— Я уже тебе говорил — повесишься. Найдешь.
Всё то время, пока в архивах КГБ искали требуемые материалы, пока доставили их в институт, оба монстра молчали, как неживые. Офицера, доставившего документы, Харрон не удостоил ни словом, ни взглядом — лишь протянул руку за папкой. Тать, напротив, с удовольствием разглядывал молодого лейтенанта, наслаждаясь его страхом.
Харрон вновь принялся за свой пасьянс — он не читал бумаг, он просто их перекладывал. Стоп, рука замерла. Здесь. Харрон уверенно вытащил нужный лист:
— Запоминай, — и продиктовал адрес Вероники. — Запомнил? — Тать кивнул. — Действуй.
Было уже четыре часа утра.
Странной получилась молитва отца Максимиана и страшной. Над часовенкой раскачивали ветвями кладбищенские деревья. Нет, сейчас это были призраки деревьев. Земля не настолько кругла, как нам кажется, есть на ней места, где она заканчивается, и начинается совсем иной мир. Мир, тревожащий душу, не дающий покоя. Нам кажется, что это наша впечатлительность, но что-то нас безотчетно гонит с кладбищ — помянули, прибрали, и прочь — долго находиться на этой границе мира противно человеческой природе.
Что-то безотчетное, глубокое, как пропасть между мирами, привело сюда отца Максимиана. Может, здесь витал тот же дух смерти, что и на квартире Голубцова, что и в разговоре с Александрой Петровной, и в странных словах профессора Тыщенко о Харроне?

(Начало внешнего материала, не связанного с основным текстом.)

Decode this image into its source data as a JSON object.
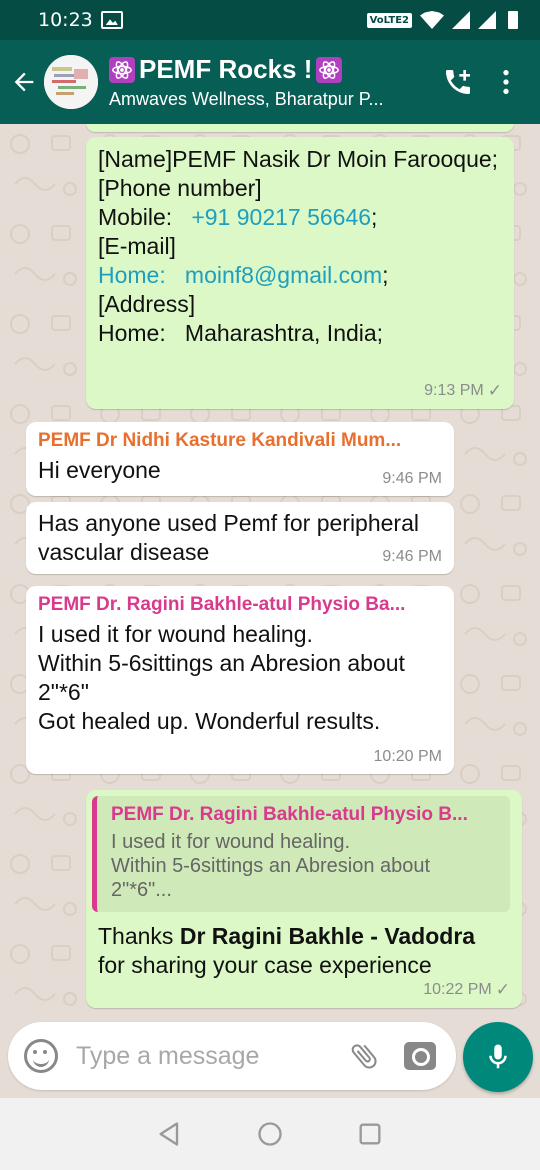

Очищения искал отец Максимиан в молитве. Но не очищение приходило, а совсем другое. Две темные исполинские тени возникли, нависли над ним. Да и не он это уже был, а маленькая, потерявшаяся среди миров душа, в пустоте, без глотка воздуха. Ничего больше не было в мире, кроме этих двух ужасных существ, и не к кому воззвать о помощи. Отец Максимиан ужаснулся и невольно прервал молитву. Ему открылось еще более жуткое. Это уже были не тени, а что-то вполне зримое, почти осязаемое. От него исходил дух обреченности, безысходности самой смерти. Оно было единственно абсолютное и вечное, безвозвратное. Отец Максимиан стоял прямо перед ним. Огромное, угловатое, выше всех гор на Земле, но сложенное словно мельчайшими кирпичиками, фрагментами, оно безучастно взирало на человека. Оно было самой участью. И ощущалась в нем такая всеобъемлющая разумность, что человеческое сознание было ничтожной каплей, вечно иссушаемой этой громадой.

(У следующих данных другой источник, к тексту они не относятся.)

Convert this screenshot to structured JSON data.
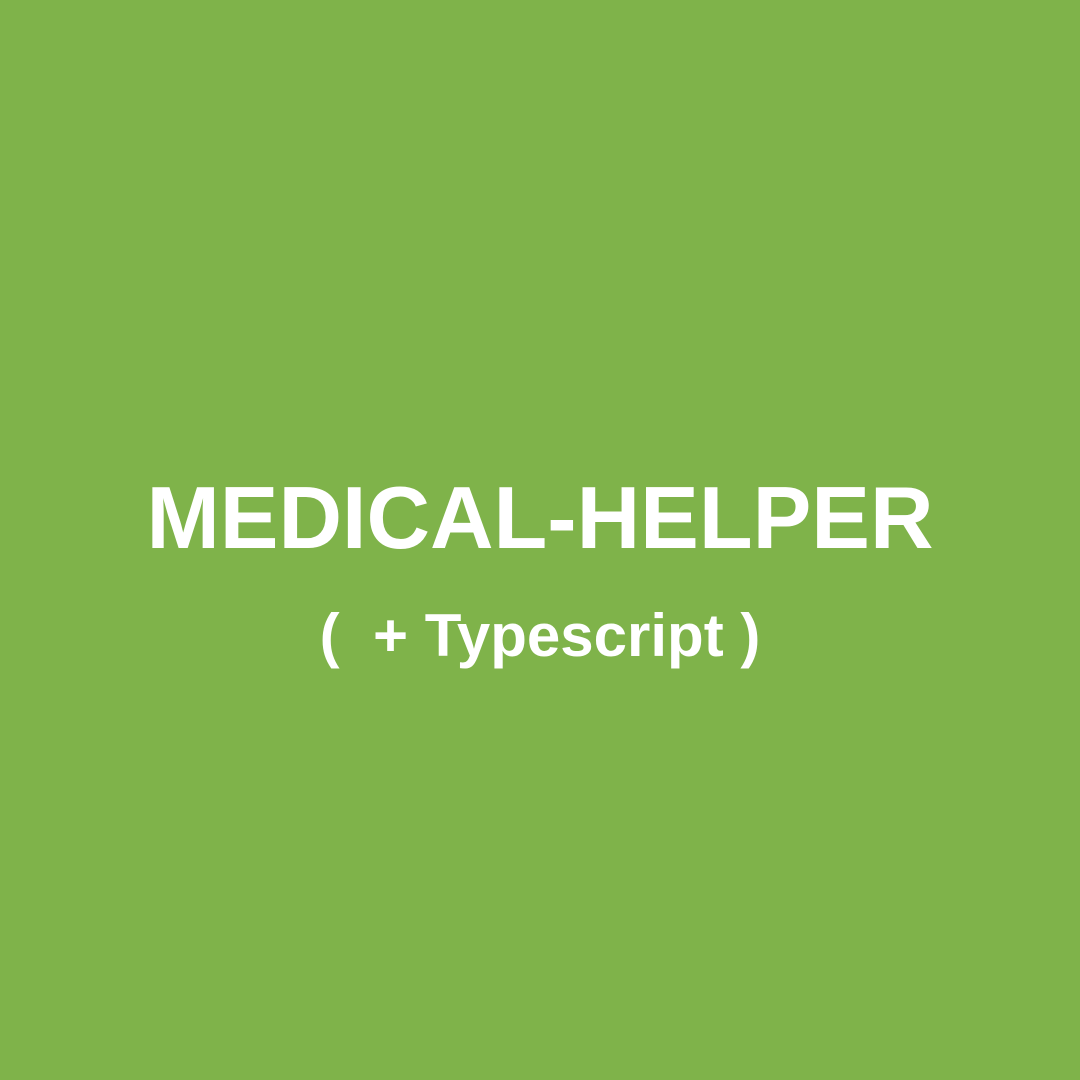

Кирпичики были нечеловеческими, но связанными с людьми роковой связью — в них заключались неисчислимые зерна человеческой самости, мельчайшие «я». Отсюда, из этой безводной пустыни, поднимаются они в мир жизни, входят в души. «Я есть», — говорит душа, радуясь обретенной самости, обретенному «я», забывая Я истинное, единое и абсолютное — Бога, запечатленного образом и подобием в каждой душе, в каждой рожденной Им искре.